Thanks for your interest.

I suppose I should say first that this was an experiment. I should also say I regard it as a notable success, which makes me want to replicate it rather than mess with it. The choices I made were based on past experience and good advice and my no doubt less than perfect understanding of how sourdough bread works.

So, my decision to go through several starter builds before using it in the final dough was based on 1) my experience years ago with Susan from San Diego's sourdough which involved 3 builds and resulted in one of the best sour sourdoughs I have ever baked, and 2) my guess that multiple builds at the same hydration and the same feeding cycle would stabilize the flora in the starter. The every other day feeding routine was entirely based on what Ramon Padilla (retired baker who had spent 30 years making my personal favorite San Francisco Sourdough) does at home. The refrigeration of the starter was based on a routine described by Peter Reinhart for his "San Francisco Sourdough" and should encourage acetic acid production.

Now, I have over the years made many loaves using starter I converted from liquid to firm (or the reverse) in a single feeding. None were "bad," but none were exactly what I was after. Thus, my decision to maintain a firm starter for a while to see if that made a difference. And I am a firm believer in something I think Pat Roth used to say, quoting her anonymous "teacher," "Everything matters."

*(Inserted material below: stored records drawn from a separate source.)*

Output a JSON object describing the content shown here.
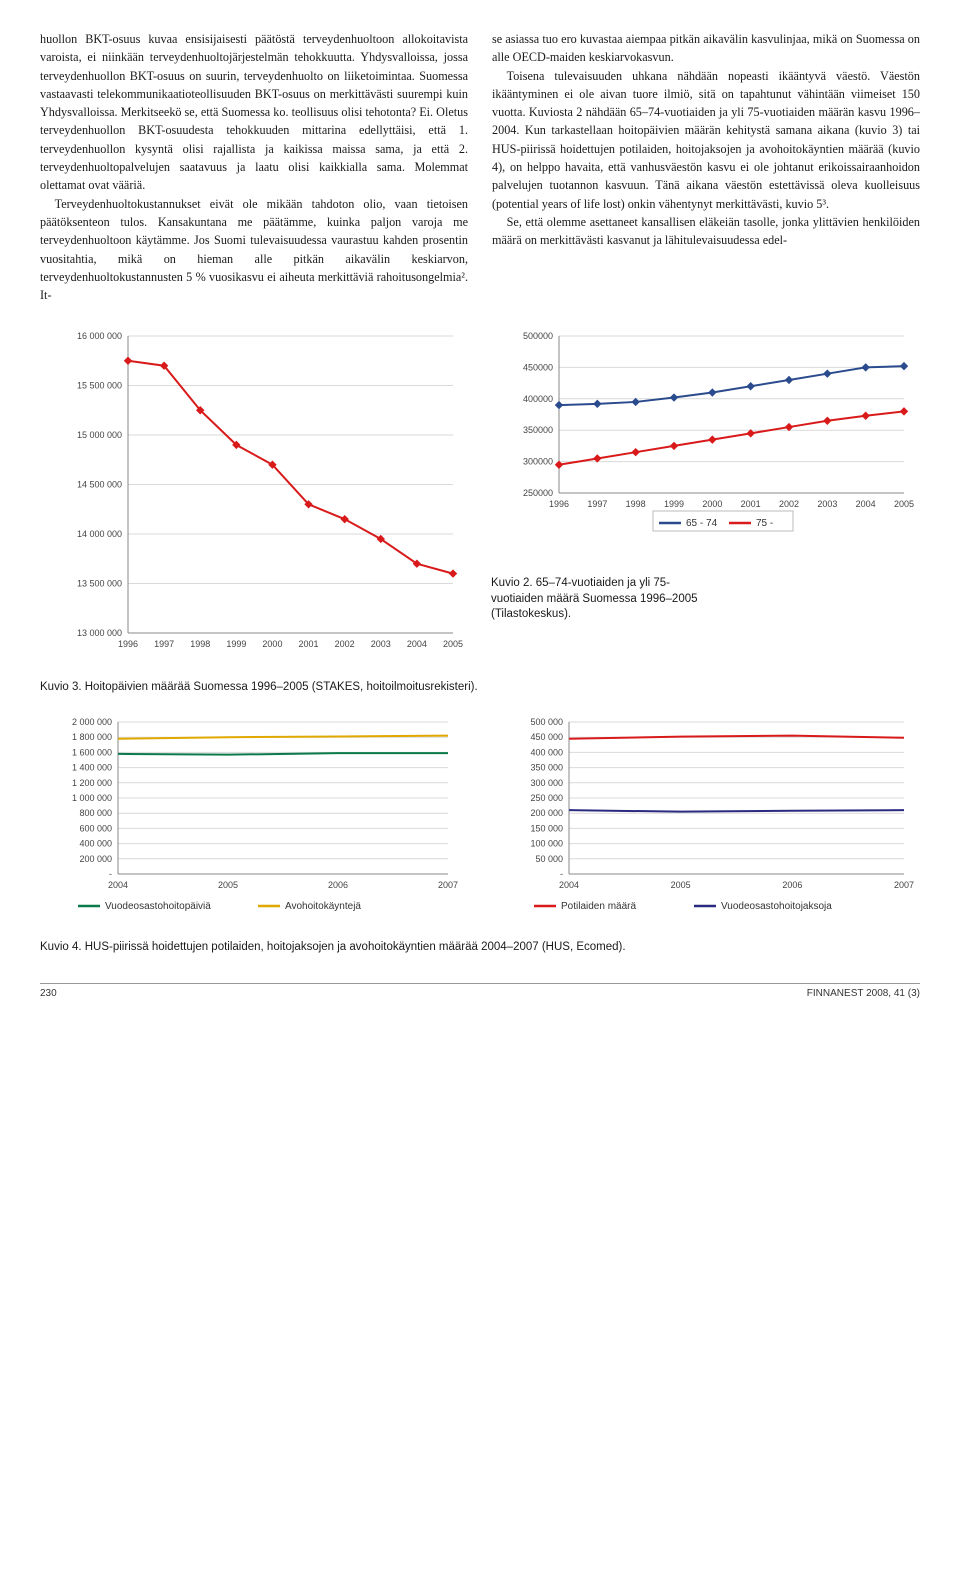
{
  "text": {
    "col1_p1": "huollon BKT-osuus kuvaa ensisijaisesti päätöstä terveydenhuoltoon allokoitavista varoista, ei niinkään terveydenhuoltojärjestelmän tehokkuutta. Yhdysvalloissa, jossa terveydenhuollon BKT-osuus on suurin, terveydenhuolto on liiketoimintaa. Suomessa vastaavasti telekommunikaatioteollisuuden BKT-osuus on merkittävästi suurempi kuin Yhdysvalloissa. Merkitseekö se, että Suomessa ko. teollisuus olisi tehotonta? Ei. Oletus terveydenhuollon BKT-osuudesta tehokkuuden mittarina edellyttäisi, että 1. terveydenhuollon kysyntä olisi rajallista ja kaikissa maissa sama, ja että 2. terveydenhuoltopalvelujen saatavuus ja laatu olisi kaikkialla sama. Molemmat olettamat ovat vääriä.",
    "col1_p2": "Terveydenhuoltokustannukset eivät ole mikään tahdoton olio, vaan tietoisen päätöksenteon tulos. Kansakuntana me päätämme, kuinka paljon varoja me terveydenhuoltoon käytämme. Jos Suomi tulevaisuudessa vaurastuu kahden prosentin vuositahtia, mikä on hieman alle pitkän aikavälin keskiarvon, terveydenhuoltokustannusten 5 % vuosikasvu ei aiheuta merkittäviä rahoitusongelmia². It-",
    "col2_p1": "se asiassa tuo ero kuvastaa aiempaa pitkän aikavälin kasvulinjaa, mikä on Suomessa on alle OECD-maiden keskiarvokasvun.",
    "col2_p2": "Toisena tulevaisuuden uhkana nähdään nopeasti ikääntyvä väestö. Väestön ikääntyminen ei ole aivan tuore ilmiö, sitä on tapahtunut vähintään viimeiset 150 vuotta. Kuviosta 2 nähdään 65–74-vuotiaiden ja yli 75-vuotiaiden määrän kasvu 1996–2004. Kun tarkastellaan hoitopäivien määrän kehitystä samana aikana (kuvio 3) tai HUS-piirissä hoidettujen potilaiden, hoitojaksojen ja avohoitokäyntien määrää (kuvio 4), on helppo havaita, että vanhusväestön kasvu ei ole johtanut erikoissairaanhoidon palvelujen tuotannon kasvuun. Tänä aikana väestön estettävissä oleva kuolleisuus (potential years of life lost) onkin vähentynyt merkittävästi, kuvio 5³.",
    "col2_p3": "Se, että olemme asettaneet kansallisen eläkeiän tasolle, jonka ylittävien henkilöiden määrä on merkittävästi kasvanut ja lähitulevaisuudessa edel-"
  },
  "chart2": {
    "type": "line",
    "x": [
      1996,
      1997,
      1998,
      1999,
      2000,
      2001,
      2002,
      2003,
      2004,
      2005
    ],
    "series": {
      "s6574": {
        "label": "65 - 74",
        "color": "#2a4b8d",
        "values": [
          390000,
          392000,
          395000,
          402000,
          410000,
          420000,
          430000,
          440000,
          450000,
          452000
        ]
      },
      "s75": {
        "label": "75 -",
        "color": "#d91a1a",
        "values": [
          295000,
          305000,
          315000,
          325000,
          335000,
          345000,
          355000,
          365000,
          373000,
          380000
        ]
      }
    },
    "ylim": [
      250000,
      500000
    ],
    "ytick_step": 50000,
    "grid_color": "#d9d9d9",
    "bg": "#ffffff",
    "marker": "diamond"
  },
  "chart3": {
    "type": "line",
    "x": [
      1996,
      1997,
      1998,
      1999,
      2000,
      2001,
      2002,
      2003,
      2004,
      2005
    ],
    "series": {
      "main": {
        "color": "#d91a1a",
        "values": [
          15750000,
          15700000,
          15250000,
          14900000,
          14700000,
          14300000,
          14150000,
          13950000,
          13700000,
          13600000
        ]
      }
    },
    "ylim": [
      13000000,
      16000000
    ],
    "ytick_step": 500000,
    "ytick_format": "space",
    "grid_color": "#d9d9d9",
    "bg": "#ffffff",
    "marker": "diamond"
  },
  "chart4a": {
    "type": "line",
    "x": [
      2004,
      2005,
      2006,
      2007
    ],
    "series": {
      "vuode": {
        "label": "Vuodeosastohoitopäiviä",
        "color": "#0b7a4b",
        "values": [
          1580000,
          1570000,
          1590000,
          1590000
        ]
      },
      "avo": {
        "label": "Avohoitokäyntejä",
        "color": "#e0a800",
        "values": [
          1780000,
          1800000,
          1810000,
          1820000
        ]
      }
    },
    "ylim": [
      0,
      2000000
    ],
    "ytick_step": 200000,
    "ytick_format": "space",
    "grid_color": "#d9d9d9",
    "bg": "#ffffff"
  },
  "chart4b": {
    "type": "line",
    "x": [
      2004,
      2005,
      2006,
      2007
    ],
    "series": {
      "pot": {
        "label": "Potilaiden määrä",
        "color": "#d91a1a",
        "values": [
          445000,
          452000,
          455000,
          448000
        ]
      },
      "jak": {
        "label": "Vuodeosastohoitojaksoja",
        "color": "#2a2a80",
        "values": [
          210000,
          205000,
          208000,
          210000
        ]
      }
    },
    "ylim": [
      0,
      500000
    ],
    "ytick_step": 50000,
    "ytick_format": "space",
    "grid_color": "#d9d9d9",
    "bg": "#ffffff"
  },
  "captions": {
    "kuvio2": "Kuvio 2. 65–74-vuotiaiden ja yli 75-vuotiaiden määrä Suomessa 1996–2005 (Tilastokeskus).",
    "kuvio3": "Kuvio 3. Hoitopäivien määrää Suomessa 1996–2005 (STAKES, hoitoilmoitusrekisteri).",
    "kuvio4": "Kuvio 4. HUS-piirissä hoidettujen potilaiden, hoitojaksojen ja avohoitokäyntien määrää 2004–2007 (HUS, Ecomed)."
  },
  "footer": {
    "page": "230",
    "journal": "FINNANEST 2008, 41 (3)"
  }
}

Every decision was based on reasoning from theory and experience. It is surely possible that my reasoning was faulty at some points and my experience was misinterpreted at some points. But, hey! The bread is delicious. It is exactly what I was hoping for. It's even better - more sour and mellower - the morning after it was baked. 

I am reminded of the famous definition of insanity, attributed to Albert Einstein: "Doing something over and over and expecting a different result." The corollary might be: Doing something differently and expecting the same result. Just saying.

Happy baking!

David

dabrownman's picture
dabrownman

this one is the SFSD if choice.  Very nice baking David

dmsnyder's picture
dmsnyder

Just now I was answering a question from another member in a SJSD thread from 2009, and there it was! A January, 2012 entry from an enthusiastic but somewhat bumbling baker who called himself "dabrownman." My, my. He's come a long way since then.

David

Danni3ll3's picture
Danni3ll3

I don’t care for sour bread but you are tempting me! Well done!

dmsnyder's picture
dmsnyder

This one might change your mind. Some sour bread is only sour. This is not as aggressively sour as Boudin and has a lot more going on than just sourness.